Classics Club October Question

Monday, October 6, 2014

 

Let’s talk about classic poetry! Have you got a favorite classic poem? Do you read poetry? 

Poetry is my Achilles Heel as a reader. I just can’t seem to get into it. There are rare occasion when I will come across a piece that resonates with me though and one of those is W.H. Auden’s “Funeral Blues.” I think the first time I heard it was when I saw “Four Weddings and a Funeral.” After that I read more of Auden’s work and I loved it, but “Funeral Blues” is still my favorite.

Funeral Blues
by W.H. Auden


Stop all the clocks, cut off the telephone,
Prevent the dog from barking with a juicy bone,
Silence the pianos and with muffled drum
Bring out the coffin, let the mourners come.
Let aeroplanes circle moaning overhead
Scribbling on the sky the message 'He is Dead'.
Put crepe bows round the white necks of the public doves,
Let the traffic policemen wear black cotton gloves.
He was my North, my South, my East and West,
My working week and my Sunday rest,
My noon, my midnight, my talk, my song;
I thought that love would last forever: I was wrong.
The stars are not wanted now; put out every one,
Pack up the moon and dismantle the sun,
Pour away the ocean and sweep up the wood;
For nothing now can ever come to any good.

 
Do you have a favorite poem?
Join in the fun at the Classics Club Blog.

9 comments:

annieb said...

I'm with you about poetry most of the time, however, a lot of Billy Collins resonates with me. I love Spoon River Anthology by Edgar Lee Masters and read it every ten years or so. And I like much of E.E. Cummings. I think it is like any fiction--you have to look around for what appeals to you. I like the Auden poem as well.

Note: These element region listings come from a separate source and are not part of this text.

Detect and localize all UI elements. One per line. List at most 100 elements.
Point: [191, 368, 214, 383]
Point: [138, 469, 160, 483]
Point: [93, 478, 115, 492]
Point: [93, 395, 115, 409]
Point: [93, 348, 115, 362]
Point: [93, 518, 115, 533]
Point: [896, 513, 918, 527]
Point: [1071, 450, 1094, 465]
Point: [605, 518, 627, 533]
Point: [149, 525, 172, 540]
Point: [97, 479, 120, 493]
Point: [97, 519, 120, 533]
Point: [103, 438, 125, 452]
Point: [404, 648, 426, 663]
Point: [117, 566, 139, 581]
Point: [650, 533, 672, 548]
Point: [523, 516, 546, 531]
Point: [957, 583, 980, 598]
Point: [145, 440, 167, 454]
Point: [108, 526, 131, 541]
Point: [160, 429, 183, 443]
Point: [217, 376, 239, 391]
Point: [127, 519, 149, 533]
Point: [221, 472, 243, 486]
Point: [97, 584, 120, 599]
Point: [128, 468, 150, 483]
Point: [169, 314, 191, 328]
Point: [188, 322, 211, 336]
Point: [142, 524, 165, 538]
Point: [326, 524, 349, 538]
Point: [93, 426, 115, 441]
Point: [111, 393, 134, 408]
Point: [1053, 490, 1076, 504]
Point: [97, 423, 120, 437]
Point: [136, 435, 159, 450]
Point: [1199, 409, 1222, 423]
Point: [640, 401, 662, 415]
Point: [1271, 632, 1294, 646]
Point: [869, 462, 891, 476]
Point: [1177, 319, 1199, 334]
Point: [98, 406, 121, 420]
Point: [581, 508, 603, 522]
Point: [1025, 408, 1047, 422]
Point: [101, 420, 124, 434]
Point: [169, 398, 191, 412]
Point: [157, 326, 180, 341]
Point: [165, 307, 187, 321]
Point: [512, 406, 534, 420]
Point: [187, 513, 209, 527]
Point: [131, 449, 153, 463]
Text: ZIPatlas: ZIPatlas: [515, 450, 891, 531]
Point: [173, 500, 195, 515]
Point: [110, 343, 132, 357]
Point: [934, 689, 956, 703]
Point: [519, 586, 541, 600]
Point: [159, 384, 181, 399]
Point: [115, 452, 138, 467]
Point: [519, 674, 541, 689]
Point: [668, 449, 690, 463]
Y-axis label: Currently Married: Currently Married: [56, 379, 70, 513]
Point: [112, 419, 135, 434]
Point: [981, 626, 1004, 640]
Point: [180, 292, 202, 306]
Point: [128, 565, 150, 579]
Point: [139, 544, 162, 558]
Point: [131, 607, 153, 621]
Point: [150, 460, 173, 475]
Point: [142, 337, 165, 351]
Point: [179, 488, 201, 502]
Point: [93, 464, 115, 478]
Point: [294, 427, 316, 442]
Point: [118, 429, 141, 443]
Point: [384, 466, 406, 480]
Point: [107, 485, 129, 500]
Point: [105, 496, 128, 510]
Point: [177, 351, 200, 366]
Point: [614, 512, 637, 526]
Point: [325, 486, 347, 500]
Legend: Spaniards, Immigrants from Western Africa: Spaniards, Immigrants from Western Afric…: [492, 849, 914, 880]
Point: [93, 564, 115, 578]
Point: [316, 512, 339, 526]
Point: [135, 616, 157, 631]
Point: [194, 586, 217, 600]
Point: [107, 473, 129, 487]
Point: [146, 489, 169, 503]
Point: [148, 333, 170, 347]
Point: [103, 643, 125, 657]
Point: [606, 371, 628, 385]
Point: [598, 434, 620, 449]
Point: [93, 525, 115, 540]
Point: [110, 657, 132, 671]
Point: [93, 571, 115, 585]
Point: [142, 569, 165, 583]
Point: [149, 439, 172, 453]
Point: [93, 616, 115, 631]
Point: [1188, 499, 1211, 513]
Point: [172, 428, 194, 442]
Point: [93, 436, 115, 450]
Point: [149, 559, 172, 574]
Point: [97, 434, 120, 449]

Melissa (Avid Reader) said...

annieb - I'm going to have to try Collins, Masters and more of E.E. Cummings work. I'm always looking for poets that click with me.

Anonymous said...

Auden's poem is so moving, and they used it really well in that movie. I had a hard time getting into poetry when I first started studying literature. For me, John Keats was one of the ways in. 'La Belle Dame Sans Merci' is still one of my favourites. The sonnets of Shakespeare were also incredible; even though I barely understood them, I loved the flow of the language. :)

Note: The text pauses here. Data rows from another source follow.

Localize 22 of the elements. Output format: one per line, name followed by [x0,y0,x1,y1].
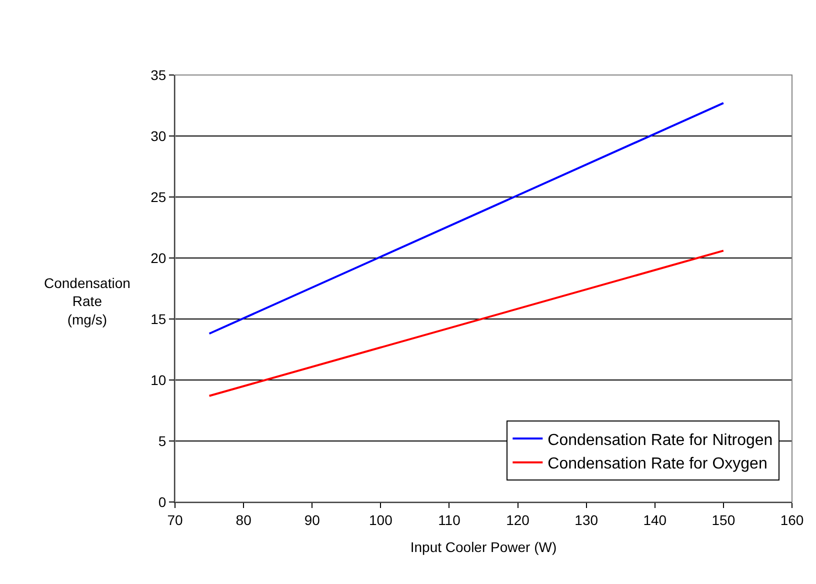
y-tick-label: 5 [158,432,166,449]
x-axis-title: Input Cooler Power (W) [410,539,557,556]
y-tick-label: 25 [150,188,166,205]
y-axis-title: Condensation Rate (mg/s) [44,275,130,328]
x-tick-label: 80 [236,512,252,528]
x-tick-label: 110 [438,512,461,528]
x-tick-label: 70 [167,512,183,528]
y-tick-label: 30 [150,128,166,144]
legend-label: Condensation Rate for Nitrogen [548,432,773,449]
x-tick-label: 100 [368,512,393,528]
y-tick-label: 10 [150,372,166,388]
x-tick-label: 140 [643,512,667,528]
y-tick-label: 0 [158,494,166,510]
x-tick-label: 90 [304,512,320,528]
y-tick-label: 15 [150,310,166,327]
x-tick-label: 120 [506,512,530,528]
legend-label: Condensation Rate for Oxygen [548,456,768,473]
x-tick-label: 150 [712,512,736,528]
y-tick-label: 35 [150,66,166,83]
x-tick-label: 130 [574,512,598,528]
x-tick-label: 160 [780,512,804,528]
y-tick-label: 20 [150,250,166,266]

Melissa (Avid Reader) said...

majoringinliterature - Yes on Shakespeare's sonnets! Those are one of the few pieces of poetry I've loved. I've enjoyed Keats as well.

Life and Dreaming said...

Favorite? It's a tie between Elizabeth Bishops "One Art" and the less well known "Those Winter Sundays" by Robert Hayden:


Those Winter Sundays
Robert Hayden, 1913 - 1980

Sundays too my father got up early
and put his clothes on in the blueblack cold,
then with cracked hands that ached
from labor in the weekday weather made
banked fires blaze. No one ever thanked him.

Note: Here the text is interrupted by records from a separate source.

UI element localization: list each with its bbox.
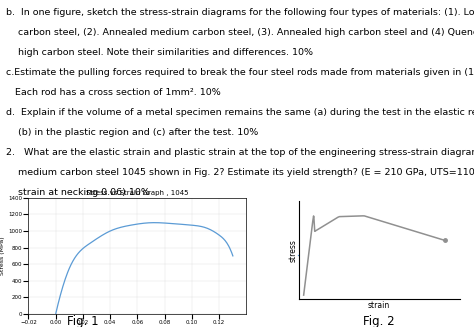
Title: Stress vs Strain Graph , 1045: Stress vs Strain Graph , 1045	[86, 190, 189, 196]
Text: d.  Explain if the volume of a metal specimen remains the same (a) during the te: d. Explain if the volume of a metal spec…	[6, 108, 474, 117]
Exp. Data	[230, 254, 236, 258]
Exp. Data	[54, 309, 59, 313]
Exp. Data	[158, 221, 164, 225]
Text: Fig. 2: Fig. 2	[364, 315, 395, 327]
Exp. Data	[203, 226, 209, 230]
Text: b.  In one figure, sketch the stress-strain diagrams for the following four type: b. In one figure, sketch the stress-stra…	[6, 8, 474, 17]
Line: Exp. Data: Exp. Data	[56, 223, 233, 314]
Exp. Data	[214, 232, 220, 235]
Exp. Data	[152, 221, 157, 225]
X-axis label: strain: strain	[368, 301, 390, 310]
Text: c.Estimate the pulling forces required to break the four steel rods made from ma: c.Estimate the pulling forces required t…	[6, 68, 474, 77]
Y-axis label: Stress (MPa): Stress (MPa)	[0, 236, 5, 275]
Exp. Data	[162, 221, 168, 225]
Text: 2.   What are the elastic strain and plastic strain at the top of the engineerin: 2. What are the elastic strain and plast…	[6, 148, 474, 157]
Text: carbon steel, (2). Annealed medium carbon steel, (3). Annealed high carbon steel: carbon steel, (2). Annealed medium carbo…	[6, 28, 474, 37]
Exp. Data	[53, 312, 59, 316]
Text: high carbon steel. Note their similarities and differences. 10%: high carbon steel. Note their similariti…	[6, 48, 313, 57]
Text: strain at necking 0.06) 10%: strain at necking 0.06) 10%	[6, 188, 150, 197]
Text: (b) in the plastic region and (c) after the test. 10%: (b) in the plastic region and (c) after …	[6, 128, 258, 137]
Y-axis label: stress: stress	[288, 239, 297, 262]
Text: Fig. 1: Fig. 1	[67, 315, 99, 327]
Exp. Data	[159, 221, 164, 225]
Text: Each rod has a cross section of 1mm². 10%: Each rod has a cross section of 1mm². 10…	[6, 88, 220, 97]
Text: medium carbon steel 1045 shown in Fig. 2? Estimate its yield strength? (E = 210 : medium carbon steel 1045 shown in Fig. 2…	[6, 168, 474, 177]
Legend: Exp. Data: Exp. Data	[295, 251, 335, 261]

I’d wake and hear the cold splintering, breaking.
When the rooms were warm, he’d call,
and slowly I would rise and dress,
fearing the chronic angers of that house,

Speaking indifferently to him,
who had driven out the cold
and polished my good shoes as well.
What did I know, what did I know
of love’s austere and lonely offices?

Copyright © 1966 by Robert Hayden, from Collected Poems of Robert Hayden

Melissa (Avid Reader) said...

Aparatchick - Oh how beautiful, thanks for sharing that!

CJ_Apple said...

I go in and out of poetry moods. When I am in a poetry mood I really enjoy it. But for me poetry requires a certain kind of mindset and when I can't get into that mindset I can't get into poetry. But I'm glad this is the Classic Club's meme for October. I've been wanting an excuse to post about Emily Dickinson. Good choice of a poem - I like what I've read of W.H. Auden and want to read more by him.

Jeanne said...

Yes, I also love that Auden poem and love how it was used in the movie.
Sometimes I think my favorite poems are by Auden, and then I think about Philip Larkin and W.B. Yeats and Wallace Stevens. Lately I think a lot about "Lying in a Hammock at William Duffy's Farm."
A poem I think you might like is "Love Calls Us to the Things of This World" http://www.poetryfoundation.org/poem/171793

Melissa (Avid Reader) said...

CJ_Apple - I've been wanting to read more of Emily Dickinson's work since I saw a play about her life. I need to get on that.

Jeanne - Just lovely. See I need people like you feeding me poems to read! Then maybe I'll learn to appreciate them.